#1
Which of the following is an example of an indirect tax?
Sales tax
ExplanationSales tax is an illustration of an indirect tax.
#2
Which of the following is a direct tax?
Property tax
ExplanationProperty tax exemplifies a direct tax.
#3
How does a tax affect the equilibrium price and quantity in a market?
It increases price and decreases quantity.
ExplanationTax raises market price and reduces the quantity exchanged.
#4
When a tax is imposed on a good, which area of the market is affected?
Both consumer and producer surplus
ExplanationConsumer and producer surplus are impacted by a tax on a good.
#5
Which of the following best describes the concept of tax incidence?
The final burden of a tax and who bears it
ExplanationTax incidence is about identifying the ultimate burden and bearer of a tax.
#6
In a perfectly competitive market, how does a tax impact the supply curve?

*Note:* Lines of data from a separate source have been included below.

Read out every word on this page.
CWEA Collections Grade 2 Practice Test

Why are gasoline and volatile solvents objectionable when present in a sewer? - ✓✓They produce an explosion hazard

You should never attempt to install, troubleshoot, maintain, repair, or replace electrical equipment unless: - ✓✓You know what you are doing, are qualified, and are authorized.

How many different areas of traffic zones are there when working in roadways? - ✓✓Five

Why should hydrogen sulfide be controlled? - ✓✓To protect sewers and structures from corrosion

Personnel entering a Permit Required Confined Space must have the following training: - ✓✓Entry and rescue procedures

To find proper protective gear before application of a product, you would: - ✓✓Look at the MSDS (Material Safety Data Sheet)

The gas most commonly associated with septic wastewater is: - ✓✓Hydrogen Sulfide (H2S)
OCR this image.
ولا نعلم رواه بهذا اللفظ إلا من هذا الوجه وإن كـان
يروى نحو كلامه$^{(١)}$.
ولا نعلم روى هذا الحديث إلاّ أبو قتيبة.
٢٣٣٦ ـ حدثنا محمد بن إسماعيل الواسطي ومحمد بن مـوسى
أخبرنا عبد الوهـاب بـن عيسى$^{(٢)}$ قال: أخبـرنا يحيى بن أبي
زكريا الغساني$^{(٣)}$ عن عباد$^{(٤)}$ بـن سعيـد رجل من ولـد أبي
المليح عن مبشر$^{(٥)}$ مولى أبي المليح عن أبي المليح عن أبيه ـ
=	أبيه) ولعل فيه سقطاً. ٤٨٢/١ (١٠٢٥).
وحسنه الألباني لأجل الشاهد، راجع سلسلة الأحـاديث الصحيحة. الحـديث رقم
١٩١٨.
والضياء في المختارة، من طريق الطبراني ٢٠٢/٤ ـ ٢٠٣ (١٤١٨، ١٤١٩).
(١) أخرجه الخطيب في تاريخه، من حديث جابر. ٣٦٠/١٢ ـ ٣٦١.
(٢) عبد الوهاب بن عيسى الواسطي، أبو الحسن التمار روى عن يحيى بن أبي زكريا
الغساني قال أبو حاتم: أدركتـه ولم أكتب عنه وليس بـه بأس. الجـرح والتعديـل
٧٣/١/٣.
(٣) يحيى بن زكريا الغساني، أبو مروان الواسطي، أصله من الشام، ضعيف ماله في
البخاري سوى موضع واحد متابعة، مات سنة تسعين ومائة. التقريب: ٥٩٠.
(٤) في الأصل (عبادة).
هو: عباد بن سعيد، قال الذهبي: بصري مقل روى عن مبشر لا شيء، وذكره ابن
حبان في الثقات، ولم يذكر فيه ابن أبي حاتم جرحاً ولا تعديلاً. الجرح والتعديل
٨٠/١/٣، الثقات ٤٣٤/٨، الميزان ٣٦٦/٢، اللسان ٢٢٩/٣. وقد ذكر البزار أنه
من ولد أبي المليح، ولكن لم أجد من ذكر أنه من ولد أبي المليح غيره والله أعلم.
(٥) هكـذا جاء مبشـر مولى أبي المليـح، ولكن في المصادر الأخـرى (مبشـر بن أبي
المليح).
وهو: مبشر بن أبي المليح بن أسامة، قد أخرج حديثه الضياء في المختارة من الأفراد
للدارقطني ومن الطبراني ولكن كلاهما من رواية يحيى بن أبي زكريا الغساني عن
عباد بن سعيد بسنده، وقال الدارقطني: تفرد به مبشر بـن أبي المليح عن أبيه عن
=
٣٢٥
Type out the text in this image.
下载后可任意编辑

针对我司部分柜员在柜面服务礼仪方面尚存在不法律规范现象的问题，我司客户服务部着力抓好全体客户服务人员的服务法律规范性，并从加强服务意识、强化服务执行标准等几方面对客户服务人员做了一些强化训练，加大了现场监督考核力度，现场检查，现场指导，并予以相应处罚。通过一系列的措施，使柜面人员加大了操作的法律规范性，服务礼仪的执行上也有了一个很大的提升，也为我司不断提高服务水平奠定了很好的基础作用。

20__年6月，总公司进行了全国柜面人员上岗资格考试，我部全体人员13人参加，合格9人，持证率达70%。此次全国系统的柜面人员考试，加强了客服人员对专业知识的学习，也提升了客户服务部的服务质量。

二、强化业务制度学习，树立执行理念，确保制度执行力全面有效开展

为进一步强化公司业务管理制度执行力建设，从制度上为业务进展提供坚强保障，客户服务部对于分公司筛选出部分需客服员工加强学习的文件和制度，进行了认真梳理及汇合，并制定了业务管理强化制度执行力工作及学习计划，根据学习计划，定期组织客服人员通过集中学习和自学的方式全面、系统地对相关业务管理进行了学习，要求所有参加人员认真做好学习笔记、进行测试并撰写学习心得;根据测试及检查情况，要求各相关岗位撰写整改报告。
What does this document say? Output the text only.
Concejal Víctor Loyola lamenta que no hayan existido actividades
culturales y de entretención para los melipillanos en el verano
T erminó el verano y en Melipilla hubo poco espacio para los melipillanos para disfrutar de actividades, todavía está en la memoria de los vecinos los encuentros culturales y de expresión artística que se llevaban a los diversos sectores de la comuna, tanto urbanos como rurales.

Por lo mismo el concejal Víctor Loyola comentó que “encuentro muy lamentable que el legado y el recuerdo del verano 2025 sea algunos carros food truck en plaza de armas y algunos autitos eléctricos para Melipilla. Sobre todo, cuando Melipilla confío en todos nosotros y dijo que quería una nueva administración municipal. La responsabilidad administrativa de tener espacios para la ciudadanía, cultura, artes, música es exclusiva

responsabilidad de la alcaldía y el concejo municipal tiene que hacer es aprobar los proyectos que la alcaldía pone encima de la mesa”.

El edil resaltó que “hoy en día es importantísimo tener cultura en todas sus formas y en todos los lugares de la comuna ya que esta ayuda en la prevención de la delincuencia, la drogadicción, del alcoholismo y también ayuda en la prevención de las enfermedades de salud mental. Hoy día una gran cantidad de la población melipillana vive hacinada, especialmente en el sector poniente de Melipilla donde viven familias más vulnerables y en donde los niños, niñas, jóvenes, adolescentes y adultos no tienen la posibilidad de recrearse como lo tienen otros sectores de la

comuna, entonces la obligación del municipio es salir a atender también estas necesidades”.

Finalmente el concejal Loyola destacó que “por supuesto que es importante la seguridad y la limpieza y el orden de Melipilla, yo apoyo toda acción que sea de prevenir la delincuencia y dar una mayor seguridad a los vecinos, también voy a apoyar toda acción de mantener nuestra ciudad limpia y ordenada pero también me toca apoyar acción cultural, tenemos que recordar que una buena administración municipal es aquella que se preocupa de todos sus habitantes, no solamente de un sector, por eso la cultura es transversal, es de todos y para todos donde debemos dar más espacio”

It shifts the supply curve to the left.
ExplanationTax in perfect competition shifts the supply curve leftward.
#7
Which of the following best describes a progressive tax system?
Tax rates increase as income increases.
ExplanationProgressive tax entails higher rates with rising income levels.
#8
Which of the following is an example of an ad valorem tax?
Income tax
ExplanationIncome tax is an illustration of an ad valorem tax.
#9
How does elasticity of demand affect the impact of a tax on a market?
Low elasticity magnifies the impact.
ExplanationLow demand elasticity amplifies the effect of a tax.
#10
What is the deadweight loss of a tax?
The overall loss in economic efficiency
ExplanationDeadweight loss represents the total economic efficiency decline due to a tax.
#11
How does a tax on a good with perfectly inelastic demand affect the market price?
It increases the price by the full amount of the tax.
ExplanationPerfectly inelastic demand sees the full tax amount reflected in price.
#12
What is the Laffer curve?
A curve showing the relationship between tax rates and tax revenue
ExplanationLaffer curve depicts the correlation between tax rates and revenue.
#13
In which market structure does a tax burden fall entirely on consumers in the long run?
Monopoly
ExplanationIn a monopoly, consumers bear the full long-term tax burden.
#14
What is the relationship between tax revenue and tax rates according to the Laffer curve?
Tax revenue first increases then decreases as tax rates increase.
ExplanationLaffer curve states that tax revenue initially rises, then falls with increasing tax rates.